The White Rock BIA has put out an advisory, the RCMP is telling business owners to stay cognizant and a small shop owner considers himself lucky after dodging what he is confident was a $3,500 scam.
Pav Manchanda, owner of The Handpicked Home, said three women entered his store, at 1406 Johnston Rd., on Aug. 2 and picked out $351 worth of items.
After the customer asked to pay by credit card, the cashier rang up the purchase and passed the debit machine to the customer, Manchanda told Peace Arch News last week.
Manchanda alleges that while two of the women distracted the two employees who were working at the time, the customer manipulated the debit machine.
“She was clicking around for a bit of time. What she managed to do was switch the amount to $3,510, and at the same time, do an override on the machine so it would not require a PIN,” Manchanda said.
“That’s possible if you have the supervisor code for the machine.”
Manchanda said every debit machine comes with the same, default supervisor code.
“The receipt came out, and all that was required was a signature,” Manchanda said. “While she was doing this, the other two were distracting staff by asking questions about the jewelry, getting staff attention away from their friend.
“She signed it, and at that time, our staff realized it was for $3,000.”
The woman requested a refund, but insisted it be put on her debit card, Manchanda said.
“They paid with a credit card – that was most likely stolen – then they wanted a refund on a debit card,” Manchanda alleged.
Manchanda, who wasn’t in the shop at the time but attended after receiving a call from his employees requesting his help because of the unusual situation.
While dealing with the customers requesting a refund, a call came in to the business from staff at Flowers and Company, which is located a few doors down Johnston Road.
The three women had allegedly attempted the same transaction there before moving to Handpicked Home, staff were told.
Manchanda said the owners of Flowers and Company told him to not do a refund, but instead void the transaction – a step Manchanda said he was ultimately able to do after calling the credit card company and explaining the situation.
The women left Handpicked Home emptyhanded after Manchanda put the customer on the phone with the credit card company, Manchanda said.
Manchanda said he’s thankful that his shop learned a lesson without paying for it, however, he was critical of White Rock RCMP response time.
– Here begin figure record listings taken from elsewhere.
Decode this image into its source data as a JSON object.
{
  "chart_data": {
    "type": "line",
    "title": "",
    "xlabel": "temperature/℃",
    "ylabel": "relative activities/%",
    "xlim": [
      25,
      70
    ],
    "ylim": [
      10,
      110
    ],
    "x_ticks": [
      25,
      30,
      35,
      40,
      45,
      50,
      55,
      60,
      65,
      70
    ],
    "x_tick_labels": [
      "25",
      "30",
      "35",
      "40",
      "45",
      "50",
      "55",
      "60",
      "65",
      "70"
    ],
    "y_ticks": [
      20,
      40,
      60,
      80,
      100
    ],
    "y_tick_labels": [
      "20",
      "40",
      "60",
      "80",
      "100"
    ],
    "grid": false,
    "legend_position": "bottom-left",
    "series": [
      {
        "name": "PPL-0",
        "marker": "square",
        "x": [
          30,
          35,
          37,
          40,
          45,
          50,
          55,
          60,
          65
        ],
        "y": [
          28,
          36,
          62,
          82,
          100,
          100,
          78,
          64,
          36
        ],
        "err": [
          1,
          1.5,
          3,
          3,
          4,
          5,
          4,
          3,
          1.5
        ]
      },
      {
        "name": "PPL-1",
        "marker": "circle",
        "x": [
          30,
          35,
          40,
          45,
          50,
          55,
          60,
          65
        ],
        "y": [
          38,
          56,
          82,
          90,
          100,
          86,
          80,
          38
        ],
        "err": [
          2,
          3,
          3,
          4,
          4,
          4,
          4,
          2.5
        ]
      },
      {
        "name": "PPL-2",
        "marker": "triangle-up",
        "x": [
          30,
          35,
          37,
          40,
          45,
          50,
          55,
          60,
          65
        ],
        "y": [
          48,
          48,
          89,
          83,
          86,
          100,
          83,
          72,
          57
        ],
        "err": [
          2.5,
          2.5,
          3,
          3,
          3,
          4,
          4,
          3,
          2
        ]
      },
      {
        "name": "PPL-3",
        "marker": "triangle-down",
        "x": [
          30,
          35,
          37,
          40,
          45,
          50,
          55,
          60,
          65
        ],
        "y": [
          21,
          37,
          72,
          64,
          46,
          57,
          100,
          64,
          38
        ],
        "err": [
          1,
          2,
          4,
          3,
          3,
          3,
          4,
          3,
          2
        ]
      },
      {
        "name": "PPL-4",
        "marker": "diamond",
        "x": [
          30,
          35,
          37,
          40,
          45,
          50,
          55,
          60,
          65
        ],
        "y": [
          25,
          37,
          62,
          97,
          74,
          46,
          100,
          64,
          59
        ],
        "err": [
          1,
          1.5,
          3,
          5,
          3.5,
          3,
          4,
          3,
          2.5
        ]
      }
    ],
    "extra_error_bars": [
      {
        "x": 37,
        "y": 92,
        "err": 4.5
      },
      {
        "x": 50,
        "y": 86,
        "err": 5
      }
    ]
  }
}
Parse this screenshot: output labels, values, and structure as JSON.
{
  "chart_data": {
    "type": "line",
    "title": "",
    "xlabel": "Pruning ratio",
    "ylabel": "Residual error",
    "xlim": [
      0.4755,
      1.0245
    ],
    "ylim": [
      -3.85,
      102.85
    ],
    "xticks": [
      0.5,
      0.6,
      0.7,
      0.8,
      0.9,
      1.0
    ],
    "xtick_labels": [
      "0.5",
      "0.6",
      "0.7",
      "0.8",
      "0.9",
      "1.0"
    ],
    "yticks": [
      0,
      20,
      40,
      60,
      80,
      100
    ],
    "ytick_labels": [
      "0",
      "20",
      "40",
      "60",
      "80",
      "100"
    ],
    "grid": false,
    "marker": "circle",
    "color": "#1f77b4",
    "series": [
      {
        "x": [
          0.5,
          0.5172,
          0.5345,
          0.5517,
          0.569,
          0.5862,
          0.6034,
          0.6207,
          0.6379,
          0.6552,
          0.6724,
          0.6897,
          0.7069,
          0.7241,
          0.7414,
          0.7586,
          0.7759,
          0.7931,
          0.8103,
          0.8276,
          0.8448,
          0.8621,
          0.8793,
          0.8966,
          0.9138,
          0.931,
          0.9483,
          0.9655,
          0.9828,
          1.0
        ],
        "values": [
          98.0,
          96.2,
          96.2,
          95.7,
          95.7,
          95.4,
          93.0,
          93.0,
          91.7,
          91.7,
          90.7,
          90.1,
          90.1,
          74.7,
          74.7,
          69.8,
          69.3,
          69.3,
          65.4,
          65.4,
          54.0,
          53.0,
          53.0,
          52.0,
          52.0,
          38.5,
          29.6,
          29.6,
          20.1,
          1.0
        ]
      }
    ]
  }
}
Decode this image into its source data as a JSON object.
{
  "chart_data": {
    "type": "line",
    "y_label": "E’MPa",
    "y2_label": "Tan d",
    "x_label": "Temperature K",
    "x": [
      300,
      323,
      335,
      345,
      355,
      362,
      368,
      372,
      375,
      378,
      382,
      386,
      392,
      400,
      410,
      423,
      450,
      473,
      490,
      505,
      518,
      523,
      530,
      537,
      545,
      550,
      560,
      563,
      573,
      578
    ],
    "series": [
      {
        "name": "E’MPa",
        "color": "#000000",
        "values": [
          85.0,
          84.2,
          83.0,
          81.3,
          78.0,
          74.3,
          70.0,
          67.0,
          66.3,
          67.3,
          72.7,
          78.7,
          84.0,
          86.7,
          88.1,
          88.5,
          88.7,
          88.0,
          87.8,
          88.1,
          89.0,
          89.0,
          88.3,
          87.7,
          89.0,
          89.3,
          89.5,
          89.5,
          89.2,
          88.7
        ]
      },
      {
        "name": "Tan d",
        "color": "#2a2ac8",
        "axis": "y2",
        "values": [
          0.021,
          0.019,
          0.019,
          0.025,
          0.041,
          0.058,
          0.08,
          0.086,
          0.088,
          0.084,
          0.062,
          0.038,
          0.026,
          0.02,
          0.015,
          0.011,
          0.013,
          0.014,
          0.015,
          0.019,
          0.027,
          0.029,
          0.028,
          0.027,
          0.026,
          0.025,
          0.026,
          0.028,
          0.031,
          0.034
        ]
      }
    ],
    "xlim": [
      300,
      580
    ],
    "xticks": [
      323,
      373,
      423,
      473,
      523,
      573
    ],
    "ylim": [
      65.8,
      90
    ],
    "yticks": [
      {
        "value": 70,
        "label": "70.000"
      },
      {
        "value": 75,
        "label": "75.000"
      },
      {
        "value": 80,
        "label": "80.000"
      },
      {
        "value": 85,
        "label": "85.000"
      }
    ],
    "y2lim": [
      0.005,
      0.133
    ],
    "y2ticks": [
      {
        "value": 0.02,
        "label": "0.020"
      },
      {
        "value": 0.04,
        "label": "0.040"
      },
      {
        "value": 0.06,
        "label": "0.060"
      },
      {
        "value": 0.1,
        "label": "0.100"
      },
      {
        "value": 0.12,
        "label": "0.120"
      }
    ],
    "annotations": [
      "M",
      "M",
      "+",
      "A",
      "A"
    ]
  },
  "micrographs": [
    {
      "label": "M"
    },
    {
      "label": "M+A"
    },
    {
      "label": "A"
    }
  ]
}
“The flower shop had called the police to let them know that this was happening. I knew that the police were called so I was stalling as much as possible, ” Manchanda said.
“There was a half hour that went by and then the police showed up. I don’t know what they heck they were doing, to be honest. We didn’t get any type of response. They could have been caught. Now it’s all speculation. We don’t have proof that the credit card was stolen.”
White Rock RCMP Sgt. Rob Dixon did not comment on the response-time concern, but confirmed to PAN Tuesday that there is an ongoing investigation.
He said the incident is a reminder to city business owners to be on the alert.
“These types of frauds are fairly common, just be cognizant of it,” Dixon said.
The White Rock BIA issued a “fraud alert” to its members on Aug. 3.
“Call 911 if you see suspicious activity – we want the police to know so that you and other local businesses can be protected,” the emailed notice states.
In a post to Handpicked Home’s Facebook page, co-owner Piya Sandhu shared details of what transpired, and thanked Flowers and Company.
“To my unbelievably dedicated staff (and husband!) who handled the situation like champions – holy cow. I owe you my life. To the wonderful Flowers and Company next door who saved us – a bear hug awaits you. Thank you!” the post states.